My mate Kevin was a privileged white boy. He was so privileged that none of the rules applied to him, like wearing clothes in the street or pissing behind the dumpster if he had to go for a leak and pretty soon he got in trouble with the law. Last time I saw him he’d helped himself to my apartment while I was out and ‘rearranged’ it. It just seemed trashed to me so I threw him out..
oh the ingratitude..
but I was pretty pissed off so I went round to his house at the crack of dawn the next day to find him standing naked in the living room, knee deep in shredded paper, with a can of kerosene in one hand and a box of matches in the other.
Another day in the psychopathology of white privilege.
When I was old enough to look over the steering wheel my father bought me my first car, no MOT, no insurance, no license. Every breach of the rules lost in his bestowing gift.
I abandoned it on the road side within a month. It wasn’t running right so I left it mounted up on the curb, got my stuff out the back and went off to buy a motorbike instead. No license, no experience, no insurance, no helmet. I crossed the first junction on one wheel and very nearly killed a pedestrian on the far side.
I was privileged. I didn’t have to play by the rules. But the almost-accident bought me up short and made me begin to question my entitlement.
Entitlement was what held my parents together, and the racially segregated community of which we were a part. It was their legacy to me and so I soaked it up like you do…

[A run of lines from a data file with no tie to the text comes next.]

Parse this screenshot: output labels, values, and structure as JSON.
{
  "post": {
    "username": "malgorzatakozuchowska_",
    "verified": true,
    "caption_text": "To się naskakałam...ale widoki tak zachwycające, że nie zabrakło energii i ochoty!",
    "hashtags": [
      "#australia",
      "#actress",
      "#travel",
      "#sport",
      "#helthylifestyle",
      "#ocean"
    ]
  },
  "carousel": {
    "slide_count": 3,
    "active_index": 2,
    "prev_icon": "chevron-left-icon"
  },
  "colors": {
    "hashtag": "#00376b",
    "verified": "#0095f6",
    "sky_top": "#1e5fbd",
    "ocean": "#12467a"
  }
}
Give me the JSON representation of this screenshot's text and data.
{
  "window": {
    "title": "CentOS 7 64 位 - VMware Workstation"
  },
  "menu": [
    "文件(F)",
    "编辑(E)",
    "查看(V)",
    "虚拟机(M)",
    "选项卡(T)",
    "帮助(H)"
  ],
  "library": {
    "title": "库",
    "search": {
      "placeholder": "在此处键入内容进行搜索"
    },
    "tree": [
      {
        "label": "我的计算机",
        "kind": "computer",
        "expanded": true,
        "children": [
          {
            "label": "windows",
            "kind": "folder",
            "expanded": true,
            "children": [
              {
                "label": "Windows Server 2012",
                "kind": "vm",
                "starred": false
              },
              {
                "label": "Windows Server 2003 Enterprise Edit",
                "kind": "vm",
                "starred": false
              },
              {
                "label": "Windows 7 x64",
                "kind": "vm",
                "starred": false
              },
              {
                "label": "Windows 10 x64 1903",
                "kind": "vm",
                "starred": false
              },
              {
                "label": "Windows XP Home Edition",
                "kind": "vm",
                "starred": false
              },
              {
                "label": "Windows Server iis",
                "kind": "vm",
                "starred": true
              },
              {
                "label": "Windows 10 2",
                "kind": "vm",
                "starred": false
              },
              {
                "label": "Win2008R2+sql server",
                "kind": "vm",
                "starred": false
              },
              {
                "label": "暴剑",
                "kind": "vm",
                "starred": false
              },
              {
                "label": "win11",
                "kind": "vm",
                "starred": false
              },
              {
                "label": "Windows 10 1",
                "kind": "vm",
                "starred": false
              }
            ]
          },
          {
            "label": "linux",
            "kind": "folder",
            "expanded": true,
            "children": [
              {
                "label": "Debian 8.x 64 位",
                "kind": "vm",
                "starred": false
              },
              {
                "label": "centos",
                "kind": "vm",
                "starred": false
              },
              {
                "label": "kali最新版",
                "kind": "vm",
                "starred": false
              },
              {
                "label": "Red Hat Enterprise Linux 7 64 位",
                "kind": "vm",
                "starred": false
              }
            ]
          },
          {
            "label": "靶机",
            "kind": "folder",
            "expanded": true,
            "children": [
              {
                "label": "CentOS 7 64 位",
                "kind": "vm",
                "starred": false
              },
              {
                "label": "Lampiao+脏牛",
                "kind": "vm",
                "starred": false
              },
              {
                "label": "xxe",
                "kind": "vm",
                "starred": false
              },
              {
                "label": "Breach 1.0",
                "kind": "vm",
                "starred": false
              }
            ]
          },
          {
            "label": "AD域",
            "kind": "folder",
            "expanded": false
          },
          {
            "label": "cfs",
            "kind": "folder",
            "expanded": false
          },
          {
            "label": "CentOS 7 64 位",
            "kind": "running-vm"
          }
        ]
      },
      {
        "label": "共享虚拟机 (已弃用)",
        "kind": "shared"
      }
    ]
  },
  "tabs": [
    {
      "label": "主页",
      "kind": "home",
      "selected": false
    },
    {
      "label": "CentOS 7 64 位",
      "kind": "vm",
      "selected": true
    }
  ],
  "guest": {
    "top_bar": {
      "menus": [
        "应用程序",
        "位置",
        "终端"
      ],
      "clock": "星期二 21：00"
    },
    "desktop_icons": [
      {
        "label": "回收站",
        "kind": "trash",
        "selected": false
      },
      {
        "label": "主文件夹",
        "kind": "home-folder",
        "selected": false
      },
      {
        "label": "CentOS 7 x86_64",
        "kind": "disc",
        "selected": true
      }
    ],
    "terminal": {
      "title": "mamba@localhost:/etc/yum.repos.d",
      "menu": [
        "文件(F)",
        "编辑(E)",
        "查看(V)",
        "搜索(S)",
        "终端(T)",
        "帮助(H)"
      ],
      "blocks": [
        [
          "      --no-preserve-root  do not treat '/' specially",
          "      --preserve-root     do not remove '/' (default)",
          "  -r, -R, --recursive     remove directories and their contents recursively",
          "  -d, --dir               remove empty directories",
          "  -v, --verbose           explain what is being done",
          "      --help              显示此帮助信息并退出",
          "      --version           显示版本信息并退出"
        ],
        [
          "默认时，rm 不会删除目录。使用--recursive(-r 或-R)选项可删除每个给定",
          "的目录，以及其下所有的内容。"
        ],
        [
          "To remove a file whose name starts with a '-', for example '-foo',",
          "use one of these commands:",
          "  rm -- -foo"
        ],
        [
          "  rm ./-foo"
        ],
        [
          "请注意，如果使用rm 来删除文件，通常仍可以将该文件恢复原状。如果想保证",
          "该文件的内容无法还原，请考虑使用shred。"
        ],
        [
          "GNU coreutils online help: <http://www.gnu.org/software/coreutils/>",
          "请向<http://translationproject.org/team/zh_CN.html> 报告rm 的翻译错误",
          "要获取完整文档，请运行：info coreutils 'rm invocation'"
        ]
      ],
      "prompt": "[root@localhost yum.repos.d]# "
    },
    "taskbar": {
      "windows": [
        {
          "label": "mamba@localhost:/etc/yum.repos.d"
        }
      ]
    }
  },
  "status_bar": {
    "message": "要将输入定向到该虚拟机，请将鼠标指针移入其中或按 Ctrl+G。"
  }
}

…being all there was on offer.
I began to realize, not only that it was all a con, but that this special-ness and privilege and being exempt from the rules was compensation for lack of love. I was given a pile of ‘Get Out Of Jail Free’ cards in lieu of affection.
It had a lot to do with the intensely patriarchal world in which I was raised. Colonial Rhodesia was an Edwardian garden party of Pimms, boaters and 9mm side arms. It was a man’s world in which women were pegged just a tad above livestock and Nature was just cover for gooks that hadn’t been cleared yet.
No surprise that the Sons of Empire mostly turned out pretty narcissistic, or completely barking like Kevin. Tin pot princelings who’d sell each other out, and their grandmothers, for any extension of rights and status, that would bring on suicidal gestures at the slightest frustration.
The motif at the local monument read, ‘ That Might have Right, and Have it More Abundantly.’
Thing is, such a compensation culture is only pitched a notch or two above what the rest of polite society is still up to. The Feminine is collectively devalued. Nature is there simply for the plundering and conventional religion is an old boy’s club that has been resting on its laurels for so long they’ve mashed it into the upholstery.
What all these Sons of Empire never got was that if the feminine is devalued then so is mothering. Their mothers. Their Ground of Being.
The problem for children in the West is that mother is invariably a dissatisfied woman. S. de Bouvoir.
If mother is devalued but her face remains the primary mirror for a nascent sense of identity what is the child to experience of itself?
What a baby sees in its mother’s eyes is what baby takes itself to be. If the mirror is broken or distorted then baby is also broken/distorted.
‘The precursor of the mirror is mother’s face. What a child sees there is themselves. What she looks like is what baby takes itself for.’ Whitmont
Going-on-Being is interrupted. Baby cannot move forward. Its not safe enough. There isn’t enough containment. If baby is not in his rightful place, in arms, because Mum is drowning her sorrows, or back at work trying to prove her worth, or off at bingo trying to top up on some girl time, or holding baby but gingerly because she’s had her instincts and self confidence eroded to the point that she’s lost faith in her own abilities, then the need to be in his rightful place, is supplanted by entitlement as though it were the Promised Land…
Moreover, if baby is having to shoulder not only mother’s sense of inferiority, but also projections of the Self (which mother must export given that society has afforded her no schooling or experience of owning this within her own psyche) then baby is landed with a heady cocktail of not being good enough on the one hand and Mother’s divine image on the other…
which is going to blow his own sense of self out of all proportion.
This ‘privileged child’ is then allowed to behave pretty much as he pleases, desperate to make up for the very real but denied deprivation – and there you have a recipe for all the petty despotism imagination can conceive. Instead of individuation you have omnipotent fusion, feeling like you’re boss of the world whilst being too afraid to step out of doors, craving adoration whilst refusing intimacy, longing for love whilst not giving a shit about other people.
Its not sustainable and secretly the privileged child knows this. Which means the world feels hostile because something has to give and it sure as hell isn’t going to be himself. He’s managed to project all his shadow onto others but in the process has parted with all his decency and integrity into the bargain. So it seems like the next guy has all the goodies, even if he’s dirt poor.
The unfairness of it all eats him up till he just wants to bring the whole world crashing down in an orgy of envious spoiling. It looks like greed but actually its deeper and more dangerous, hate of anything wholesome, anything that doesn’t need or want his silver spoon, anything that can’t be bought and paid for, love, empathy, tenderness.
So its not just that he wants to be boss. He wants to burn the house down.